Size is not the only aspect in which Heck cattle differs from its wild ancestor. Heck cattle are bulky, like many other domestic breeds, while the aurochs, as a wild bovine, had an athletic body shape. The legs of Heck cattle are shorter and the trunk much longer than in the aurochs, in which shoulder height and trunk length nearly equalled each other. Heck cattle have a comparatively small and short head, while aurochsen had an elongate large head sitting on a muscular neck. Aurochsen had a well-developed shoulder musculature, carried by long spines, which is absent in Heck cattle. All in all, proportions and body shape of Heck cattle are not particularly similar to the aurochs and do not differ significantly from many other domestic breeds.

The horns of the aurochs were characteristic for the species, at the base they were swung outwards-upwards, then forwards-inwards and inwards-upwards at the tips. Aurochs horns were overall large and thick, reaching 80 centimetres in length and 10 centimetres in diameter. However, the horns of Heck cattle differ in many respects. Usually, they curve too much upwards or outwards, or do not reach the length or diameter of the aurochs. Often the horns of Heck cattle strongly resemble the breeds it was created from, for example, Hungarian gray cattle.

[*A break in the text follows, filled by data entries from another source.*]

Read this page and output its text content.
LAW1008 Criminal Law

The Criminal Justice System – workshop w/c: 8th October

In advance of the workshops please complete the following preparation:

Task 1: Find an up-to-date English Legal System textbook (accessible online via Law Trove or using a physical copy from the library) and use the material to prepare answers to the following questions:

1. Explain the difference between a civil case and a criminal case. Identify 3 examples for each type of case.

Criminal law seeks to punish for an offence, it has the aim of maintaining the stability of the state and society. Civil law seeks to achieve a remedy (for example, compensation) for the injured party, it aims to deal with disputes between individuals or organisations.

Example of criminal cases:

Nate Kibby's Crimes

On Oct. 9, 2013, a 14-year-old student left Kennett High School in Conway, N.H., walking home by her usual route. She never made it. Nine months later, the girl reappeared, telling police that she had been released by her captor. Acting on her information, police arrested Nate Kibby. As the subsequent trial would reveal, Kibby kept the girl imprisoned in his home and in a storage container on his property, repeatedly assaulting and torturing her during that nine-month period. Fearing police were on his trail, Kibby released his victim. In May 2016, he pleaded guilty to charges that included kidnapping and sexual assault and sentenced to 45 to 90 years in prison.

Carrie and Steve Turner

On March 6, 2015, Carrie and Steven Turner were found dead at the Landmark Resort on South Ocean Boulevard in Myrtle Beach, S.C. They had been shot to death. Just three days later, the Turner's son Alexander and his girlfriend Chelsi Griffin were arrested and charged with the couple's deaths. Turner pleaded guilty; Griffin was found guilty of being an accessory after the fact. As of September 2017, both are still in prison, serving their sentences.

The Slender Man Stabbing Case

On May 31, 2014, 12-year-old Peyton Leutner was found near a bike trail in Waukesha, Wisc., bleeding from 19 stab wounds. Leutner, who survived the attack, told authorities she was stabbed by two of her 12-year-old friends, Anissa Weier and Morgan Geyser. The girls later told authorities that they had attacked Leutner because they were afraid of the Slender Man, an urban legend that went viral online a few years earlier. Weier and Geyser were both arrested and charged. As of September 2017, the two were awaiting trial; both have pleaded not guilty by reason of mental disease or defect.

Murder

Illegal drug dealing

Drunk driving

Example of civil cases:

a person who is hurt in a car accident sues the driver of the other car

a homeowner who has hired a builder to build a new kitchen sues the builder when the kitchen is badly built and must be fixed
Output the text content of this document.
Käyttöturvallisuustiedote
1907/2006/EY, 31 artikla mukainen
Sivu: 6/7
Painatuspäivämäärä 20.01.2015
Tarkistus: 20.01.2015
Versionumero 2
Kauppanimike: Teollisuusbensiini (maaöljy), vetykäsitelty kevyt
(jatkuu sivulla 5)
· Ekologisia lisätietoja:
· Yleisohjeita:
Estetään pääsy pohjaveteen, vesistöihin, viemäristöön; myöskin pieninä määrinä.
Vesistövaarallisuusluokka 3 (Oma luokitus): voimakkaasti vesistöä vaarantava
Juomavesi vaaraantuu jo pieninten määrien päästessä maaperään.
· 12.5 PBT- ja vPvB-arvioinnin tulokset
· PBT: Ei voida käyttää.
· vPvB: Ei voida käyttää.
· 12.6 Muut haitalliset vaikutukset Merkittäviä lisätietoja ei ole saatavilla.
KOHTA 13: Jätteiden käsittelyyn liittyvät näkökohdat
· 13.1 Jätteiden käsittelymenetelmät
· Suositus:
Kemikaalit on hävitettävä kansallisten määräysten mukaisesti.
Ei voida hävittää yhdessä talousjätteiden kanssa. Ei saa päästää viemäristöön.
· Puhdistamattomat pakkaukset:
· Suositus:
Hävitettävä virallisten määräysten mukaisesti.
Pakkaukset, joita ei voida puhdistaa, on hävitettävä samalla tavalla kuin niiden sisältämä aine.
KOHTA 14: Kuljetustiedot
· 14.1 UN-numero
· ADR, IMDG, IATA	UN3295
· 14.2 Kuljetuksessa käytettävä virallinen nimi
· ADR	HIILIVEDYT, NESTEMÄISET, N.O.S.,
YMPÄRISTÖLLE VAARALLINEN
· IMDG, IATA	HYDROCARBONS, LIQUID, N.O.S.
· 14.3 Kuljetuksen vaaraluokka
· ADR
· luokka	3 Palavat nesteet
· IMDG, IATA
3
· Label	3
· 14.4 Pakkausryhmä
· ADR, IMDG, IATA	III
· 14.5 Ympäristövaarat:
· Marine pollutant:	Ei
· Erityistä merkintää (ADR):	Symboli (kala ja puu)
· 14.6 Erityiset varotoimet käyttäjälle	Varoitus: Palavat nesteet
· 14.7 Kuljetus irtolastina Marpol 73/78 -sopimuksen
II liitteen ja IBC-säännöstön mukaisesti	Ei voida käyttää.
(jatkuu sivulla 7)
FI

Only in coat colour Heck cattle may fit the aurochs, in having bulls with a black overall coat colour with a light eel stripe and sometimes having cows which have a brown colour. However, some Heck bulls may have a light saddle on the back, which was not present in the aurochs and the sexual dimorphism is often strongly reduced. Furthermore, blond straight front hairs are common in Heck cattle. It is not clear whether those hairs were of light colour in the aurochs since historical report do not mention a certain colour for that area; Cis van Vuure calls a blond colour of the front hairs a discolouration which appeared after domestication. Furthermore, in the aurochs those hairs likely were curly instead of straight.

Furthermore, Heck cattle demonstrate a high amount of heterogeneity, higher than in wild animals or most other domestic breeds. Besides the features that are wanted because they bear resemblance to the aurochs, strongly divergent features may pop out, e.g. a gray or beige coat colour, or a black-whitely spotted colour pattern.

All in all, Heck cattle differ in many respects from the aurochs and there are breeds, like Spanish fighting bulls, Sayaguesa Cattle, Pajuna Cattle, Maremmana primitivo, Maronesa and others, which bear in some aspects a greater resemblance to the wild animal, according to some scientists. Nevertheless they are capable of coping in the wild with cold temperatures or nutrient-poor food, thus they are commonly used for landscape conservation. On the other hand, there are other robust cattle breeds which at least can cope as well as Heck cattle in nature.